Il est constant que le terrain d’assiette du projet est situé en zone urbaine d’une commune couverte par un plan local d’urbanisme. D’une part, il ressort des pièces du dossier que les travaux projetés dans la déclaration préalable déposée le 5 février 2021 aboutissent à une augmentation de la surface de plancher de 13,94 mètres carrés correspondant à un réaménagement d’une partie d’un garage en application du 4° de l’article R. 111-22 du code de l’urbanisme, ainsi qu’à une augmentation de la surface d’emprise au sol de 15,74 mètres carrés correspondant à la création d’un abri extérieur couvert non clos, l’installation d’une terrasse en bois au niveau du sol naturel et d’une piscine enterrée non couverte d’une surface inférieure à 100 mètres carrés ne créant pas de nouvelle surface de plancher ou d’emprise au sol. Ainsi les travaux projetés n’ont pas pour effet de créer plus de 20 mètres carrés de surface de plancher ou 20 mètres carrés d’emprise au sol. D’autre part, il ressort des pièces du dossier que la superficie de la construction existante est de 150,53 mètres carrés, de sorte que la réalisation des travaux n’aura pour effet de porter la surface ou l’emprise totale de la construction au-delà de l’un des seuils fixés à l’article R. 431-2 du code de l’urbanisme. Les travaux envisagés ne sont donc pas soumis à permis de construire en application des dispositions précitées du b) de l’article R. 421-14 du code de l’urbanisme. Par ailleurs, il est constant que la piscine, non couverte, prévue par le projet n’excède pas cent mètres carrés et est soumise à un régime de déclaration préalable en application des dispositions précitées du f) de l’article R. 421-9 du code de l’urbanisme. Ensuite, contrairement à ce que soutient M. D…, les plans joints au dossier de la déclaration préalable déposée le 5 février 2021 comportent bien l’indication de la création d’une fenêtre, de l’élargissement de deux fenêtres et de la création d’un escalier extérieur. En tout état de cause, ces modifications de façades ne s’accompagnent pas d’un changement de destination de l’immeuble, de sorte qu’ils ne nécessitent pas le dépôt d’un permis de construire en application des dispositions précitées du c) de l’article R. 421-14 du code de l’urbanisme. Par suite le moyen tiré de la méconnaissance de l’article R. 421-14 du code de l’urbanisme doit être écarté.
En deuxième lieu, aux termes de l’article L. 431-1 du code de l’urbanisme : « Conformément aux dispositions de l’article 3 de la loi no 77-2 du 3 janvier 1977 sur l’architecture, la demande de permis de construire ne peut être instruite que si la personne qui désire entreprendre des travaux soumis à une autorisation a fait appel à un architecte pour établir le projet architectural faisant l’objet de la demande de permis de construire ».
Dès lors que le projet relevait du régime de la déclaration préalable, comme il a été exposé au point 8, les pétitionnaires n’étaient pas tenus de recourir à un architecte. Par suite, le moyen doit être écarté.

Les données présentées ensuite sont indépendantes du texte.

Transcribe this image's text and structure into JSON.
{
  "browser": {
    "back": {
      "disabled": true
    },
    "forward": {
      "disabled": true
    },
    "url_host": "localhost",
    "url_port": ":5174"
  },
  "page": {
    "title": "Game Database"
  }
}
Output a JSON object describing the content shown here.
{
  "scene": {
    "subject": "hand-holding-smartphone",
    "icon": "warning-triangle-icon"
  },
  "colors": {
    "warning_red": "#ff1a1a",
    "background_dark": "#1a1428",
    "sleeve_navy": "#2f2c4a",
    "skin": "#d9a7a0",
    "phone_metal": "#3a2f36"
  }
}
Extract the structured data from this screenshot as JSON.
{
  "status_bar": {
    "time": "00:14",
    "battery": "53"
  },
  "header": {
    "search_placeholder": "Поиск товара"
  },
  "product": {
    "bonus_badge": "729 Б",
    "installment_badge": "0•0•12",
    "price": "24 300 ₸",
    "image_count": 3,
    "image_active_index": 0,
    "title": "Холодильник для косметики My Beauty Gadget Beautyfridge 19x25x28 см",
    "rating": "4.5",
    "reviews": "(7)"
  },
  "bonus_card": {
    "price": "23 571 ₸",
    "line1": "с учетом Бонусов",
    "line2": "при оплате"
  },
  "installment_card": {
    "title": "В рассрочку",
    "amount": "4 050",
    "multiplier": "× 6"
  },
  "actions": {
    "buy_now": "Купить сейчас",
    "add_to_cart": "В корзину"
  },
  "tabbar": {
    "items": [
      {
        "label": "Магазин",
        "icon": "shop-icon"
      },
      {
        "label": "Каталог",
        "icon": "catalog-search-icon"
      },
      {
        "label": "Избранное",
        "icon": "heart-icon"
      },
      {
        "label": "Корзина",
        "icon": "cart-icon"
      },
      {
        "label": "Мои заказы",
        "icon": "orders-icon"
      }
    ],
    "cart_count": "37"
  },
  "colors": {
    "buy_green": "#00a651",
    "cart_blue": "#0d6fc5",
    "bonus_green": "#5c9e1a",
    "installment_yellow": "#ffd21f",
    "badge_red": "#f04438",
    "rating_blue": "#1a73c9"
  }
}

En troisième lieu, aux termes de l’article R. 431-36 du code de l’urbanisme : « Le dossier joint à la déclaration comprend : / a) Un plan permettant de connaître la situation du terrain à l’intérieur de la commune ; / b) Un plan de masse coté dans les trois dimensions lorsque le projet a pour effet de créer une construction ou de modifier le volume d’une construction existante ; / c) Une représentation de l’aspect extérieur de la construction faisant apparaître les modifications projetées et si le projet a pour effet de modifier celui-ci ; (…) ». Si la régularité de la procédure d’instruction d’une déclaration préalable de travaux requiert la production par le pétitionnaire de l’ensemble des documents exigés par les dispositions précitées de l’article R. 431-36 du code de l’urbanisme, la circonstance que le dossier de déclaration préalable ne comporterait pas l’ensemble des documents exigés par les dispositions du code de l’urbanisme, ou que les documents produits seraient insuffisants, imprécis ou comporteraient des inexactitudes, n’est susceptible d’entacher d’illégalité la décision en litige que dans le cas où les omissions, inexactitudes ou insuffisances entachant le dossier ont été de nature à fausser l’appréciation portée par l’autorité administrative sur la conformité du projet à la réglementation applicable.
Aux termes de l’article L. 442-9 du code de l’urbanisme : « Les règles d’urbanisme contenues dans les documents du lotissement, notamment le règlement, le cahier des charges s’il a été approuvé ou les clauses de nature réglementaire du cahier des charges s’il n’a pas été approuvé, deviennent caduques au terme de dix années à compter de la délivrance de l’autorisation de lotir si, à cette date, le lotissement est couvert par un plan local d’urbanisme ou un document d’urbanisme en tenant lieu. / De même, lorsqu’une majorité de colotis a demandé le maintien de ces règles, elles cessent de s’appliquer immédiatement si le lotissement est couvert par un plan local d’urbanisme ou un document d’urbanisme en tenant lieu, dès l’entrée en vigueur de la loi n° 2014-366 du 24 mars 2014 pour l’accès au logement et un urbanisme rénové. / Les dispositions du présent article ne remettent pas en cause les droits et obligations régissant les rapports entre colotis définis dans le cahier des charges du lotissement, ni le mode de gestion des parties communes. (…) ».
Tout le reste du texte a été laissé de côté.